Gastkommentar: DDoS-Schutz ist keine Selbstverständlichkeit

Viele Firmen nehmen DDoS-Attacken auf die leichte Schulter und glauben, für die Ausfälle seien Gerätedefekte oder Betriebsfehler verantwortlich. Eine gute Gelegenheit für den Channel, so Christian Reuss, Sales Director DACH bei Arbor Networks.

Christian Reuss, Sales Director DACH bei Arbor Networks
(Foto: Arbor Networks)

In den letzten zwei Jahrzehnten haben DDoS-Attacken an Größe, Häufigkeit und Komplexität zugenommen. Längst handelt es sich nicht mehr nur um einfache Syn-Floods, sondern hochkomplexe Multi-Vektor-Attacken, die auf Verbindungsbandbreite, Anwendungen, Infrastruktur und Dienstleistungen gleichzeitig abzielen.
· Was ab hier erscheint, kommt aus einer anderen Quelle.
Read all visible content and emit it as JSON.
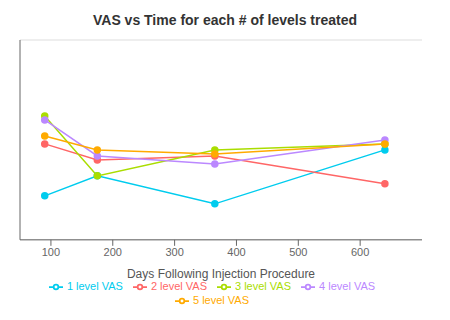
{
  "chart_data": {
    "type": "line",
    "title": "VAS vs Time for each # of levels treated",
    "xlabel": "Days Following Injection Procedure",
    "xlim": [
      50,
      700
    ],
    "ylim": [
      0,
      10
    ],
    "xticks": [
      100,
      200,
      300,
      400,
      500,
      600
    ],
    "yticks": [
      2,
      4,
      6,
      8,
      10
    ],
    "grid": true,
    "tick_labels": "x",
    "legend": "bottom",
    "marker": "circle",
    "series": [
      {
        "name": "1 level VAS",
        "color": "#00ccee",
        "x": [
          90,
          175,
          365,
          640
        ],
        "values": [
          2.2,
          3.2,
          1.8,
          4.5
        ]
      },
      {
        "name": "2 level VAS",
        "color": "#ff6666",
        "x": [
          90,
          175,
          365,
          640
        ],
        "values": [
          4.8,
          4.0,
          4.2,
          2.8
        ]
      },
      {
        "name": "3 level VAS",
        "color": "#aadd00",
        "x": [
          90,
          175,
          365,
          640
        ],
        "values": [
          6.2,
          3.2,
          4.5,
          4.8
        ]
      },
      {
        "name": "4 level VAS",
        "color": "#bb88ff",
        "x": [
          90,
          175,
          365,
          640
        ],
        "values": [
          6.0,
          4.2,
          3.8,
          5.0
        ]
      },
      {
        "name": "5 level VAS",
        "color": "#ffaa00",
        "x": [
          90,
          175,
          365,
          640
        ],
        "values": [
          5.2,
          4.5,
          4.3,
          4.8
        ]
      }
    ]
  }
}
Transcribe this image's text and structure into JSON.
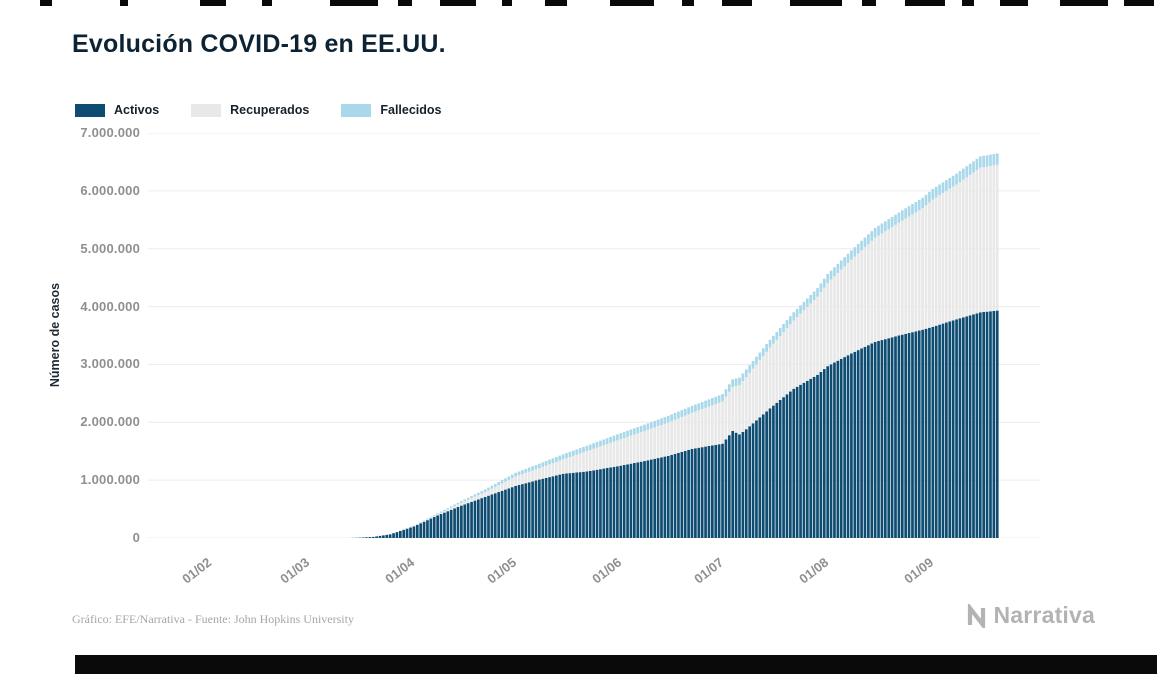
{
  "page": {
    "title": "Evolución COVID-19 en EE.UU.",
    "footer_credit": "Gráfico: EFE/Narrativa - Fuente: John Hopkins University",
    "brand": "Narrativa"
  },
  "chart_data": {
    "type": "bar",
    "stacked": true,
    "title": "Evolución COVID-19 en EE.UU.",
    "ylabel": "Número de casos",
    "xlabel": "",
    "ylim": [
      0,
      7000000
    ],
    "grid": true,
    "grid_color": "#ececec",
    "legend_position": "top-left",
    "y_ticks": [
      {
        "value": 7000000,
        "label": "7.000.000"
      },
      {
        "value": 6000000,
        "label": "6.000.000"
      },
      {
        "value": 5000000,
        "label": "5.000.000"
      },
      {
        "value": 4000000,
        "label": "4.000.000"
      },
      {
        "value": 3000000,
        "label": "3.000.000"
      },
      {
        "value": 2000000,
        "label": "2.000.000"
      },
      {
        "value": 1000000,
        "label": "1.000.000"
      },
      {
        "value": 0,
        "label": "0"
      }
    ],
    "x_domain_days": 263,
    "x_ticks": [
      {
        "label": "01/02",
        "day": 18
      },
      {
        "label": "01/03",
        "day": 47
      },
      {
        "label": "01/04",
        "day": 78
      },
      {
        "label": "01/05",
        "day": 108
      },
      {
        "label": "01/06",
        "day": 139
      },
      {
        "label": "01/07",
        "day": 169
      },
      {
        "label": "01/08",
        "day": 200
      },
      {
        "label": "01/09",
        "day": 231
      }
    ],
    "series": [
      {
        "name": "Activos",
        "color": "#0e4c72"
      },
      {
        "name": "Recuperados",
        "color": "#e8e8e8"
      },
      {
        "name": "Fallecidos",
        "color": "#a9d8ea"
      }
    ],
    "points": [
      {
        "day": 8,
        "activos": 0,
        "recuperados": 0,
        "fallecidos": 0
      },
      {
        "day": 47,
        "activos": 60,
        "recuperados": 7,
        "fallecidos": 1
      },
      {
        "day": 56,
        "activos": 900,
        "recuperados": 10,
        "fallecidos": 30
      },
      {
        "day": 61,
        "activos": 3400,
        "recuperados": 60,
        "fallecidos": 70
      },
      {
        "day": 66,
        "activos": 18800,
        "recuperados": 150,
        "fallecidos": 280
      },
      {
        "day": 71,
        "activos": 63000,
        "recuperados": 400,
        "fallecidos": 950
      },
      {
        "day": 78,
        "activos": 200000,
        "recuperados": 8500,
        "fallecidos": 5100
      },
      {
        "day": 85,
        "activos": 390000,
        "recuperados": 22000,
        "fallecidos": 14800
      },
      {
        "day": 92,
        "activos": 560000,
        "recuperados": 50000,
        "fallecidos": 28300
      },
      {
        "day": 99,
        "activos": 710000,
        "recuperados": 82000,
        "fallecidos": 46600
      },
      {
        "day": 108,
        "activos": 900000,
        "recuperados": 164000,
        "fallecidos": 63000
      },
      {
        "day": 115,
        "activos": 1010000,
        "recuperados": 198000,
        "fallecidos": 77000
      },
      {
        "day": 122,
        "activos": 1110000,
        "recuperados": 250000,
        "fallecidos": 86000
      },
      {
        "day": 129,
        "activos": 1150000,
        "recuperados": 350000,
        "fallecidos": 95000
      },
      {
        "day": 139,
        "activos": 1250000,
        "recuperados": 458000,
        "fallecidos": 105000
      },
      {
        "day": 146,
        "activos": 1330000,
        "recuperados": 518000,
        "fallecidos": 111000
      },
      {
        "day": 153,
        "activos": 1420000,
        "recuperados": 576000,
        "fallecidos": 116000
      },
      {
        "day": 160,
        "activos": 1540000,
        "recuperados": 623000,
        "fallecidos": 120000
      },
      {
        "day": 169,
        "activos": 1630000,
        "recuperados": 729000,
        "fallecidos": 128000
      },
      {
        "day": 172,
        "activos": 1850000,
        "recuperados": 762000,
        "fallecidos": 130000
      },
      {
        "day": 174,
        "activos": 1790000,
        "recuperados": 852000,
        "fallecidos": 131000
      },
      {
        "day": 176,
        "activos": 1880000,
        "recuperados": 902000,
        "fallecidos": 132500
      },
      {
        "day": 183,
        "activos": 2240000,
        "recuperados": 1050000,
        "fallecidos": 136000
      },
      {
        "day": 190,
        "activos": 2580000,
        "recuperados": 1180000,
        "fallecidos": 142000
      },
      {
        "day": 197,
        "activos": 2820000,
        "recuperados": 1350000,
        "fallecidos": 149000
      },
      {
        "day": 200,
        "activos": 2970000,
        "recuperados": 1440000,
        "fallecidos": 153000
      },
      {
        "day": 207,
        "activos": 3190000,
        "recuperados": 1620000,
        "fallecidos": 161000
      },
      {
        "day": 214,
        "activos": 3390000,
        "recuperados": 1800000,
        "fallecidos": 169000
      },
      {
        "day": 221,
        "activos": 3500000,
        "recuperados": 1950000,
        "fallecidos": 176000
      },
      {
        "day": 228,
        "activos": 3600000,
        "recuperados": 2100000,
        "fallecidos": 181000
      },
      {
        "day": 231,
        "activos": 3650000,
        "recuperados": 2200000,
        "fallecidos": 184000
      },
      {
        "day": 238,
        "activos": 3780000,
        "recuperados": 2330000,
        "fallecidos": 189000
      },
      {
        "day": 245,
        "activos": 3900000,
        "recuperados": 2500000,
        "fallecidos": 195000
      },
      {
        "day": 250,
        "activos": 3930000,
        "recuperados": 2520000,
        "fallecidos": 197000
      }
    ]
  }
}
Letztes Jahr haben sie einige der meistbesuchten Websites zum Absturz gebracht – die Welt stand in höchster Alarmbereitschaft, als unter Verwendung des Mirai-Botnetzes gewaltige Teile des Internets lahmgelegt wurden.

Für den Channel ist das eine echte Gelegenheit. Denn trotz 20 Jahre langer Schlagzeilen sind viele Unternehmen heute ungenügend ausgestattet und schlecht auf DDoS-Attacken vorbereitet. Einige glauben fälschlicherweise, dass sie nicht zur Zielgruppe gehören, selbst während sie DDoS-bedingte Ausfälle erleiden, für die irrtümlicherweise Gerätedefekte oder Betriebsfehler verantwortlich gemacht werden. Andere machen sich zur leichten Beute, indem sie sich auf Infrastruktureinrichtungen wie Firewalls und Intrusion Prevention-Systeme oder ihren Internetdienstanbieter oder ein Content Delivery-Netzwerk verlassen.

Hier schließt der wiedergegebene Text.